# Model evaluation

Suppose that we have learned a model for a specific task, e.g. to estimate the quality of wine. How do we know how good the model actually is at this task? In the process of evaluating the model, we try to assess that. In practice, we may not only care about effectiveness, but also efficiency and a qualitative analysis of mistakes that the model makes. But for now, we will focus on effectiveness.

# Metrics

To describe how effective a classifier is, we could for instance report how often the model makes the right prediction. But beyond looking at one model, we can also compare two models to conclude if one model is better than the other. In both cases, we need a way to measure the extent to which we reach our objective: an **evaluation metric**.

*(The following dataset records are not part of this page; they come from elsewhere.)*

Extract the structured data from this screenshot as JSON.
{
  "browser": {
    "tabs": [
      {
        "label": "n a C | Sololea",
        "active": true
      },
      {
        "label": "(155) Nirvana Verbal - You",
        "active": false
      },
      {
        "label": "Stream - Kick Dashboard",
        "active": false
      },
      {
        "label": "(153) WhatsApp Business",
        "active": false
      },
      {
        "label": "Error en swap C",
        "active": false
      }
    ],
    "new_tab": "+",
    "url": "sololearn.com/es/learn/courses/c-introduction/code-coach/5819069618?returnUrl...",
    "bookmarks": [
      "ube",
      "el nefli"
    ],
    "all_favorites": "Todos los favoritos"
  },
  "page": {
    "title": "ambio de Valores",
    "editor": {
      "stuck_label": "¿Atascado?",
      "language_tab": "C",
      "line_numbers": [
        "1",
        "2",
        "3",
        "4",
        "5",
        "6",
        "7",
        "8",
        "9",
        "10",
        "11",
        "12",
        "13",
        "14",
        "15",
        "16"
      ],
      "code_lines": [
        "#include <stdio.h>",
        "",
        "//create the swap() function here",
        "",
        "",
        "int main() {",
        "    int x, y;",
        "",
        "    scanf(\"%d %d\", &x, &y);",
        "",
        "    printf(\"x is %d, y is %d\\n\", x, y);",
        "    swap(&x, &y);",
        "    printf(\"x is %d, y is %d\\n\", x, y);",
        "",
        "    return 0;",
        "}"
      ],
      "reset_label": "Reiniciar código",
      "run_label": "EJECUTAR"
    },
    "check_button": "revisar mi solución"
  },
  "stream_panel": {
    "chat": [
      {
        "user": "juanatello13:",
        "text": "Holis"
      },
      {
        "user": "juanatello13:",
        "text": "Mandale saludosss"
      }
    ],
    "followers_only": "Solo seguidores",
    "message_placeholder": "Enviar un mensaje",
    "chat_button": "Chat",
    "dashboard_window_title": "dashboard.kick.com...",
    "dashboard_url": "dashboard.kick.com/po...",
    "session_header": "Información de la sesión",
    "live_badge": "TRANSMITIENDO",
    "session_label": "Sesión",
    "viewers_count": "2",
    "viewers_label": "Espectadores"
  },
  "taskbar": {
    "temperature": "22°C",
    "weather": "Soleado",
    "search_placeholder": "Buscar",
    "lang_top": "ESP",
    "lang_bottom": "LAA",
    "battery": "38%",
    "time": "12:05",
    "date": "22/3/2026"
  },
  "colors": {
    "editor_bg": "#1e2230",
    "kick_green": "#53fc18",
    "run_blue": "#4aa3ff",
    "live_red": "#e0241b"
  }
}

There are many existing evaluation metrics. Some of them apply to just one particular type of task (e.g. regression, classification), and some to multiple types of tasks. For now, we focus on a few of the most commonly used evaluation metrics in Machine Learning for Regression:

- Root Mean Squared Error (RMSE)
- Mean Squared Error (MSE)
- Mean Absolute Error (MAE)
- $R^2$

# Data

We will start by loading the Wine data set for Linear Regression, i.e. using the quality score as the target variable.

In [1]:
from ml import advertising_pd

In [2]:
df = advertising_pd()

In [3]:
X = df[['TV']]
y = df.Sales

In [4]:
from sklearn.model_selection import train_test_split

train_X, valid_X, train_y, valid_y = train_test_split(X, y)

# Model

We use a linear_regression model with sgd. The `ml` library can compute several metrics during training, we just have to pass them to metrics in a List. Currently there is support for mse, r2, acc(uracy), recall, precision, f1. For Linear Regression, mse and r2 are useful.

In [5]:
from sklearn.linear_model import LinearRegression

model = LinearRegression()

# Train

In [6]:
model.fit(train_X, train_y)

LinearRegression()

# Computing metrics with SKLearn

After learning the model, we can use it to predict values all training examples. The functions in SKLearn that compute these metrics  and compute the Mean Squared Error:

In [7]:
from sklearn.metrics import mean_squared_error, mean_absolute_error, r2_score

In [8]:
y_pred = model.predict(valid_X)
mean_squared_error(y_pred, valid_y)

6.462942205365798

In [9]:
mean_absolute_error(y_pred, valid_y)

2.019234825110543

In [10]:
r2_score(y_pred, valid_y)

0.6908504924280363